In order to aggregate those rights to make a carbon financed cookstove project possible, end users must be informed that the ownership rights to the emission reductions generated by their use of the cookstove are being transferred to the project developer in exchange for the stove being made available to them.   This should be clearly communicated and documented to demonstrate that end-users are aware emission reductions are being claimed by the project developer. Examples of methods to communicate that the project developer is claiming the rights to carbon emissions include signed carbon right waivers, leaflets communicating that by purchasing the cookstove the end-user is agreeing to waive their rights to emission reduction, or community meetings, but project developers should select the most locally appropriate method.  When selecting a method to communicate emission reduction rights project developers should take into account the target population’s literacy, education level, local language, as well as any other factor that may prevent end-users from understanding the rights to emission reductions.

In addition to informing end users that the emission reductions from the technologies will be claimed by the project developer, there will also need to be evidence that all participants along the supply chain are aware that they cannot claim the rights to the reduction in greenhouse gas emissions generated by the technology.  This can be achieved through a variety of methods including contractual agreements or carbon rights waivers, but the project developer should select a method that is locally appropriate and which clearly communicates ownership rights to emission reductions generated by the project technology. All records should be accurate and verifiable. In addition to the waiver of rights by end users, there will also need to be evidence that all participants along the supply chain are aware that they cannot claim the rights to the reduction in greenhouse gas emissions generated by the technology (a Carbon Rights Waiver (CRW) can be used for this purpose). All records should be accurate and verifiable.

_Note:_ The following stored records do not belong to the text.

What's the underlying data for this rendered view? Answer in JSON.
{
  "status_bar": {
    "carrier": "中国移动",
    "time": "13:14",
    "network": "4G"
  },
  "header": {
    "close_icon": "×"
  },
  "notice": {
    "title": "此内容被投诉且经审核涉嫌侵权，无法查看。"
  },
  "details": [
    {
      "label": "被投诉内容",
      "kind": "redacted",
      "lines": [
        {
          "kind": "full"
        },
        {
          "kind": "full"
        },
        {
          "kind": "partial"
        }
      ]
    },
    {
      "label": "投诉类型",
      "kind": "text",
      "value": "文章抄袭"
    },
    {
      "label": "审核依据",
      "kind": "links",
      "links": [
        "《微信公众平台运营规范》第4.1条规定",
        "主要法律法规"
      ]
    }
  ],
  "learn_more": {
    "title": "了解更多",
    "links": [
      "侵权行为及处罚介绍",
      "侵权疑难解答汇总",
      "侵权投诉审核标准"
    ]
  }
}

There are different stove tracking requirements for CDM or Gold Standard which should be taken into account when assessing tracking systems for a project.  Below is an outline of the requirements, but when assessing the feasibility of a carbon project it is recommended that each sale is recorded along with detailed end-user information.  All data should be stored electronically in a master database as well as in hard copy form. Where database systems are lacking, these resources should be planned for and established in advance of project implementation.

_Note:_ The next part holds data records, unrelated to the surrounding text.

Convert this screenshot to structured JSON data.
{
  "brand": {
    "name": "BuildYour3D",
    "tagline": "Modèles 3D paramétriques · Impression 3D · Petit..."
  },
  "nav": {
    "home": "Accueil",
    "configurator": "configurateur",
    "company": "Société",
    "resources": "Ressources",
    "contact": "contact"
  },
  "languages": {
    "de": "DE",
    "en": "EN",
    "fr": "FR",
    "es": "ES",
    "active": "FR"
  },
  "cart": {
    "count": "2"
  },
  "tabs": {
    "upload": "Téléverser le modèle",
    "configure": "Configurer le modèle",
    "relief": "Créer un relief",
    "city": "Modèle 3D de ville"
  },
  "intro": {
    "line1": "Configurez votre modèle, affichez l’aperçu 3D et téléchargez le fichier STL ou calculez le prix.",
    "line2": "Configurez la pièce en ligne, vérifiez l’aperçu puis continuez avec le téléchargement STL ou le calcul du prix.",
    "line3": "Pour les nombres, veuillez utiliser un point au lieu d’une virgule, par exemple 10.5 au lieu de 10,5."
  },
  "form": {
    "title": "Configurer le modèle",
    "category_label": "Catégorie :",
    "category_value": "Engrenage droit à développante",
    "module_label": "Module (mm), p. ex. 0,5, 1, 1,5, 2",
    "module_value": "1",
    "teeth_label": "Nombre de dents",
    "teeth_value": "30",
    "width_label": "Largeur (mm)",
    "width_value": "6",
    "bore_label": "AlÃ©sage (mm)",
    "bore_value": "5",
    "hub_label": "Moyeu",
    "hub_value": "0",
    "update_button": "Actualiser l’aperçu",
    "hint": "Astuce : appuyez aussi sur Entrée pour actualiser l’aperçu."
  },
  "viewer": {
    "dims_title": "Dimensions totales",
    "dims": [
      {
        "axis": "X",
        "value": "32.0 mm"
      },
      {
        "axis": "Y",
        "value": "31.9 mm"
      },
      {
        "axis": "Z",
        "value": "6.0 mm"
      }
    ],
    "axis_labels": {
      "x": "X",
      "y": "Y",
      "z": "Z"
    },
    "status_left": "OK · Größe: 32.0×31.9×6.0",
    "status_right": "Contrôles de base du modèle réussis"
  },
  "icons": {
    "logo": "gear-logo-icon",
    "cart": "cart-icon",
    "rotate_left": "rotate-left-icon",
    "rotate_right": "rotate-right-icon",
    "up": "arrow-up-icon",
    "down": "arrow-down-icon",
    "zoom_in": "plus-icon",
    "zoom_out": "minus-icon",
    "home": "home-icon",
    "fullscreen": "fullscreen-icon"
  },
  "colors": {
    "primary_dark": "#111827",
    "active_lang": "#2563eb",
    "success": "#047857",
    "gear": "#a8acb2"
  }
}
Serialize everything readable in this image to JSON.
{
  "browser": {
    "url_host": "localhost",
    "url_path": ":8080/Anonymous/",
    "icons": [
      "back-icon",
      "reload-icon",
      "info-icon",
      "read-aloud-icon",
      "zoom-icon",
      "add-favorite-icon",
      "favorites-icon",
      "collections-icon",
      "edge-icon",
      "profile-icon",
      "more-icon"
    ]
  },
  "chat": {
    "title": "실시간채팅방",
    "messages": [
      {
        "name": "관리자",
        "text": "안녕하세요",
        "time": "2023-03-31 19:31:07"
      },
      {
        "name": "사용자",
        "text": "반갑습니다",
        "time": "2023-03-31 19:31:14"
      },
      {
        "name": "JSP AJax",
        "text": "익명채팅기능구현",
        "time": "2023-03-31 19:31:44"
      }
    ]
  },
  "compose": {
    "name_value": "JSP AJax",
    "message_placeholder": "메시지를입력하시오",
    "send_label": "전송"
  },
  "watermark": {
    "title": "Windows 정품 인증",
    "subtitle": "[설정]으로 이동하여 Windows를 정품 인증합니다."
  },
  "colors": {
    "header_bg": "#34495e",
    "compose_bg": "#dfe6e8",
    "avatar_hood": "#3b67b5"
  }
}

CDM Tracking Requirements Gold Standard Tracking Requirements
  • Date of sale
  • Unique serial number of each stove
  • Stove model type
  • End-user name, telephone, and address
  • Signed Carbon Rights Waiver
  • Date of sale
  • Geographic area of sale
  • Model/type of stove
  • Quantity of technology sold
  • Name, telephone, and address (Required for all bulk purchasers.  Required for all end users except when justified as unfeasible.  If this is the case at least 10% of all sales require this information.
  • Demonstration of Carbon Rights Waiver

Project developers should consider that all technologies sold or distributed may not be eligible for crediting. This will depend on the crediting date and the nature of the project documentation (for example if particular technologies or geographical areas are specified). There are also various tracking and record keeping tools and software which project developers can use to organize and track technologies. Examples of software options include Excel, Quickbooks, Keep and Net Suite. Projects should be sure to estimate the cost of tracking and record keeping (including man hours, tracking software, etc) to ensure that these are fully supported by the project budget.